The state-fund­ed project, named eRoad­Ar­lan­da and cost­ing about 50 mil­lion crowns ($5.82 mil­lion), uses a mod­i­fied elec­tric truck that moves car­go from Stockholm’s Arlan­da air­port to Postnord’s near­by logis­tics hub to test the tech­nol­o­gy.
A elec­tri­fied rail embed­ded in the tar­mac of the 2‑km-long (1.24 miles) road charges the truck auto­mat­i­cal­ly as it trav­els above it. A mov­able arm attached to the truck detects the rail’s loca­tion in the road, and charg­ing stops when the vehi­cle is over­tak­ing or com­ing to a halt.
The sys­tem also cal­cu­lates the vehicle’s ener­gy con­sump­tion, which enables elec­tric­i­ty costs to be deb­it­ed per vehi­cle and user.
Elways’ chief exec­u­tive Gun­nar Asplund said the charg­ing while dri­ving would mean elec­tric cars no longer need big bat­ter­ies — which can be half the cost of an elec­tric car — to ensure they have enough pow­er to trav­el a use­ful dis­tance.
“The tech­nol­o­gy offers infi­nite range — range anx­i­ety dis­ap­pears” he said. “Elec­tri­fied roads will allow small­er bat­ter­ies and can make elec­tric cars even cheap­er than fos­sil fuel ones.”

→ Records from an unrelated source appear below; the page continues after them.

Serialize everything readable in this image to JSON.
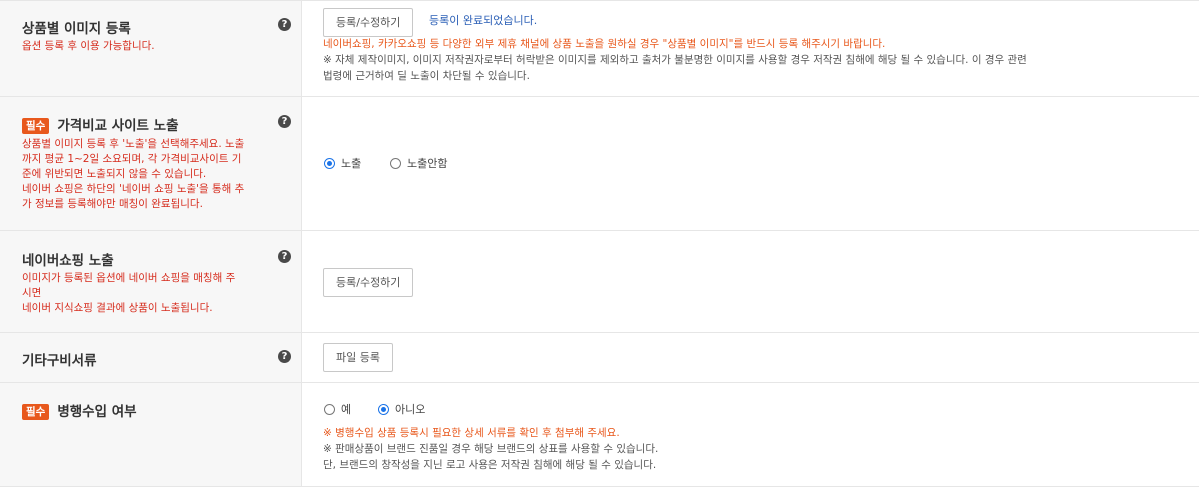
{
  "rows": {
    "image_reg": {
      "title": "상품별 이미지 등록",
      "desc": "옵션 등록 후 이용 가능합니다.",
      "button": "등록/수정하기",
      "status": "등록이 완료되었습니다.",
      "notice_lines": [
        "네이버쇼핑, 카카오쇼핑 등 다양한 외부 제휴 채널에 상품 노출을 원하실 경우 \"상품별 이미지\"를 반드시 등록 해주시기 바랍니다.",
        "※ 자체 제작이미지, 이미지 저작권자로부터 허락받은 이미지를 제외하고 출처가 불분명한 이미지를 사용할 경우 저작권 침해에 해당 될 수 있습니다. 이 경우 관련",
        "법령에 근거하여 딜 노출이 차단될 수 있습니다."
      ]
    },
    "price_compare": {
      "badge": "필수",
      "title": "가격비교 사이트 노출",
      "desc_lines": [
        "상품별 이미지 등록 후 '노출'을 선택해주세요. 노출",
        "까지 평균 1~2일 소요되며, 각 가격비교사이트 기",
        "준에 위반되면 노출되지 않을 수 있습니다.",
        "네이버 쇼핑은 하단의 '네이버 쇼핑 노출'을 통해 추",
        "가 정보를 등록해야만 매칭이 완료됩니다."
      ],
      "options": [
        "노출",
        "노출안함"
      ],
      "selected": "노출"
    },
    "naver_shopping": {
      "title": "네이버쇼핑 노출",
      "desc_lines": [
        "이미지가 등록된 옵션에 네이버 쇼핑을 매칭해 주",
        "시면",
        "네이버 지식쇼핑 결과에 상품이 노출됩니다."
      ],
      "button": "등록/수정하기"
    },
    "other_docs": {
      "title": "기타구비서류",
      "button": "파일 등록"
    },
    "parallel_import": {
      "badge": "필수",
      "title": "병행수입 여부",
      "options": [
        "예",
        "아니오"
      ],
      "selected": "아니오",
      "notice_lines": [
        "※ 병행수입 상품 등록시 필요한 상세 서류를 확인 후 첨부해 주세요.",
        "※ 판매상품이 브랜드 진품일 경우 해당 브랜드의 상표를 사용할 수 있습니다.",
        "단, 브랜드의 창작성을 지닌 로고 사용은 저작권 침해에 해당 될 수 있습니다."
      ]
    }
  },
  "icons": {
    "help": "?"
  },
  "colors": {
    "required_badge": "#e8581c",
    "error_text": "#d62c1d",
    "status_text": "#2b5fb6",
    "radio_active": "#1a73e8"
  }
}
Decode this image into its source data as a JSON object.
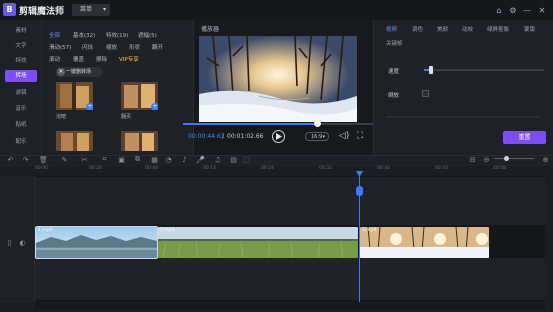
{
  "app": {
    "title": "剪辑魔法师",
    "menu_label": "菜单",
    "logo_letter": "B"
  },
  "left_nav": [
    "素材",
    "文字",
    "特效",
    "转场",
    "滤镜",
    "音乐",
    "贴纸",
    "配乐"
  ],
  "left_nav_active": 3,
  "library": {
    "categories_row1": [
      "全部",
      "基本(32)",
      "特效(19)",
      "遮幅(5)"
    ],
    "categories_row2": [
      "滑动(57)",
      "闪烁",
      "缩放",
      "形状",
      "翻开"
    ],
    "categories_row3": [
      "滚动",
      "覆盖",
      "擦除",
      "VIP专享"
    ],
    "one_key_label": "一键删转场",
    "items": [
      {
        "label": "溶暗"
      },
      {
        "label": "翻页"
      },
      {
        "label": ""
      },
      {
        "label": ""
      }
    ]
  },
  "player": {
    "title": "播放器",
    "current_time": "00:00:44.63",
    "separator": "/",
    "total_time": "00:01:02.66",
    "progress": 0.71,
    "ratio": "16:9"
  },
  "properties": {
    "tabs": [
      "视频",
      "调色",
      "美颜",
      "动效",
      "绿屏抠像",
      "蒙版",
      "关键帧"
    ],
    "active_tab": 0,
    "speed_label": "速度",
    "speed_value": 0.06,
    "reverse_label": "倒放",
    "reset_label": "重置"
  },
  "timeline": {
    "ticks": [
      "00:00",
      "00:20",
      "00:44",
      "00:14",
      "00:24",
      "00:32",
      "00:40",
      "00:50",
      "00:58",
      "01:04"
    ],
    "clips": [
      {
        "label": "1.mp4"
      },
      {
        "label": "2.mp4"
      },
      {
        "label": "3.mp4"
      }
    ],
    "zoom_level": 0.3
  },
  "colors": {
    "accent": "#7b4dff",
    "highlight": "#3a7bff",
    "vip": "#ffc83d"
  },
  "icons": [
    "undo-icon",
    "redo-icon",
    "delete-icon",
    "edit-icon",
    "split-icon",
    "crop-icon",
    "freeze-icon",
    "copy-icon",
    "speed-icon",
    "mute-icon",
    "mosaic-icon",
    "play-icon",
    "volume-icon",
    "fullscreen-icon",
    "zoom-in-icon",
    "zoom-out-icon"
  ]
}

Asplund said the Swedish state, which is fund­ing the project, was hap­py with the results so far, with the only issue — now resolved — hav­ing been dirt accu­mu­lat­ing on the rail.
Elways has patent­ed the elec­tric rail tech­nol­o­gy and is part of a Swedish con­sor­tium back­ing the eRoad­Ar­lan­da project that also includes infra­struc­ture com­pa­ny NCC and util­i­ty Vat­ten­fall, which pro­vides pow­er from the nation­al grid to the rail.
“Such roads will allow (elec­tric vehi­cles) to move long dis­tances with­out big, cost­ly and heavy bat­ter­ies,” said Markus Fis­ch­er, a Vat­ten­fall spokesman, adding that installing the arm in new cars would be cheap­er than retro­fitting cur­rent mod­els.
Vat­ten­fall said in a state­ment elec­tri­fied roads could reduce car­bon diox­ide emis­sions from lor­ries, which account for about 25 per­cent of total road traf­fic emis­sions.
“The invest­ment cost per kilo­me­ter is esti­mat­ed to be less than that of using over­head lines, as is the impact on the land­scape,” it added.
Test­ing at eRoad­Ar­lan­da start­ed in April and will last at least 12 months so that the elec­tric truck can use it under dif­fer­ent weath­er con­di­tions.